Here is a list of issues and bugs that f5pack attempts to work around:

Current versions of MinKNOW and Albacore both contain a show-stopper issue from the point of view of f5pack, in that they do not store enough bits to allow the unambiguous reconstruction of a raw samples index from the event start field. We reported this issue to ONT, but pending a design change, Metrichor is the only basecaller for which we support packing event-level data. Raw samples and base-level data are not affected by this problem. When f5pack encounters (during a packing run) event-level data written by a basecaller other than Metrichor, it ignores this data (i.e., it drop-s it), emits a warning, and continues.

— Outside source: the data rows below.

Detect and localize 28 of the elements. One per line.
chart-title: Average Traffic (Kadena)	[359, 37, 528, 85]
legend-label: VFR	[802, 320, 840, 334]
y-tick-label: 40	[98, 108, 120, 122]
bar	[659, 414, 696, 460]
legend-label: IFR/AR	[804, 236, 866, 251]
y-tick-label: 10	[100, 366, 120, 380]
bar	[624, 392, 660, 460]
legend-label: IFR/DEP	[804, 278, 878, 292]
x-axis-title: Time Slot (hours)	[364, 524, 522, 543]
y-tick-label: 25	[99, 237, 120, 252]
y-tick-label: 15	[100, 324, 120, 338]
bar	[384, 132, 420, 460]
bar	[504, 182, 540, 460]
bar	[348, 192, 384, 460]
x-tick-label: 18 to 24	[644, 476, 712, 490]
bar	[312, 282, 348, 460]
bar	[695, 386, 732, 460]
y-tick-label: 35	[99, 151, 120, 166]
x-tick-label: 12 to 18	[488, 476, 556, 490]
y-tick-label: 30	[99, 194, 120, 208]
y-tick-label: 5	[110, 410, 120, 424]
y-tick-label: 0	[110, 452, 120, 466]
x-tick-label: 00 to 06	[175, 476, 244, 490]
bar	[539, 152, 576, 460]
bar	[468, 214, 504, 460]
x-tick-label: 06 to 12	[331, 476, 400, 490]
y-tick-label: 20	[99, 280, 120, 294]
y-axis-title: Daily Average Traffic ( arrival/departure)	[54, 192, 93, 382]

The current version of Metrichor contains a known bug related to the stdv field of both pre- and post-basecall events. In pre-basecall events, the bug consists of stdv being a small-non-0 value when it should be exactly-0. In post-basecall events, this difference is magnified by the fact that exactly-0 stdv fields are replaced by a more plausible read-dependent constant value, but small-non-0 values are left intact. f5pack works around this issue by assuming small-non-0 stdv values are buggy, it corrects them to behave as exactly-0 values, emits a warning, and continues.

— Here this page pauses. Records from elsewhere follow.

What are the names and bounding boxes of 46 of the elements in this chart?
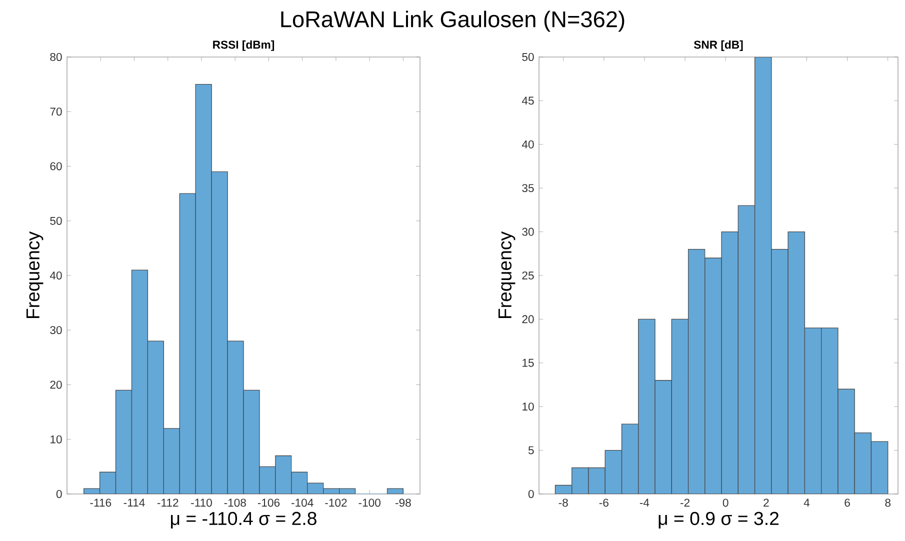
x-tick-label: -112 [157, 498, 178, 507]
x-tick-label: -8 [558, 498, 568, 507]
y-tick-label: 5 [528, 446, 534, 454]
x-tick-label: 0 [722, 498, 728, 507]
chart-title: SNR [dB] [694, 40, 743, 51]
y-tick-label: 20 [522, 315, 534, 324]
x-axis-title: μ = -110.4 σ = 2.8 [171, 512, 316, 528]
y-tick-label: 40 [50, 271, 62, 280]
y-tick-label: 60 [50, 162, 62, 170]
chart-title: RSSI [dBm] [213, 40, 274, 51]
y-tick-label: 10 [522, 402, 534, 411]
y-tick-label: 30 [522, 228, 534, 236]
x-axis-title: μ = 0.9 σ = 3.2 [658, 512, 779, 528]
x-tick-label: 8 [885, 498, 891, 507]
y-tick-label: 45 [522, 96, 534, 105]
y-tick-label: 50 [522, 52, 534, 61]
y-tick-label: 0 [528, 490, 534, 498]
text: LoRaWAN Link Gaulosen (N=362) [281, 10, 624, 32]
y-tick-label: 40 [522, 140, 534, 148]
y-tick-label: 70 [50, 108, 62, 116]
y-tick-label: 0 [56, 490, 62, 498]
x-tick-label: -110 [191, 498, 212, 507]
x-tick-label: -102 [325, 498, 347, 507]
x-tick-label: -114 [124, 498, 145, 506]
x-tick-label: 2 [764, 498, 769, 507]
y-axis-title: Frequency [498, 231, 516, 318]
x-tick-label: -100 [358, 498, 380, 507]
x-tick-label: -108 [224, 498, 246, 507]
y-axis-title: Frequency [26, 231, 44, 318]
x-tick-label: -104 [292, 498, 314, 507]
y-tick-label: 20 [50, 380, 62, 389]
x-tick-label: -106 [258, 498, 280, 507]
x-tick-label: -2 [680, 498, 690, 507]
x-tick-label: 4 [804, 498, 810, 506]
x-tick-label: -4 [640, 498, 650, 506]
x-tick-label: -6 [599, 498, 608, 507]
x-tick-label: -98 [396, 498, 411, 507]
y-tick-label: 30 [50, 326, 62, 334]
y-tick-label: 35 [522, 184, 534, 192]
y-tick-label: 50 [50, 216, 62, 225]
y-tick-label: 15 [522, 358, 534, 367]
y-tick-label: 25 [522, 271, 534, 280]
y-tick-label: 80 [50, 52, 62, 61]
x-tick-label: -116 [90, 498, 112, 507]
y-tick-label: 10 [50, 435, 62, 444]
x-tick-label: 6 [844, 498, 850, 507]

The current version of some basecallers contains a known bug in the post-basecall events move field: sometimes the value stored in fast5 files is wrong. f5pack currently works around this issue by trusting the fastq entry and the state field more than the move field. When the move value is detected to be wrong, f5pack corrects this value if possible, emits a warning, and continues. If no reasonable correction is available, the packing of that file is considered to have failed.

Disclaimer

This software is experimental, and it is distributed under the MIT License. The fast5 format is a moving target. We’ve tried to ensure that f5pack is fault tolerant and safe to use, but please note that you use this software at your own risk.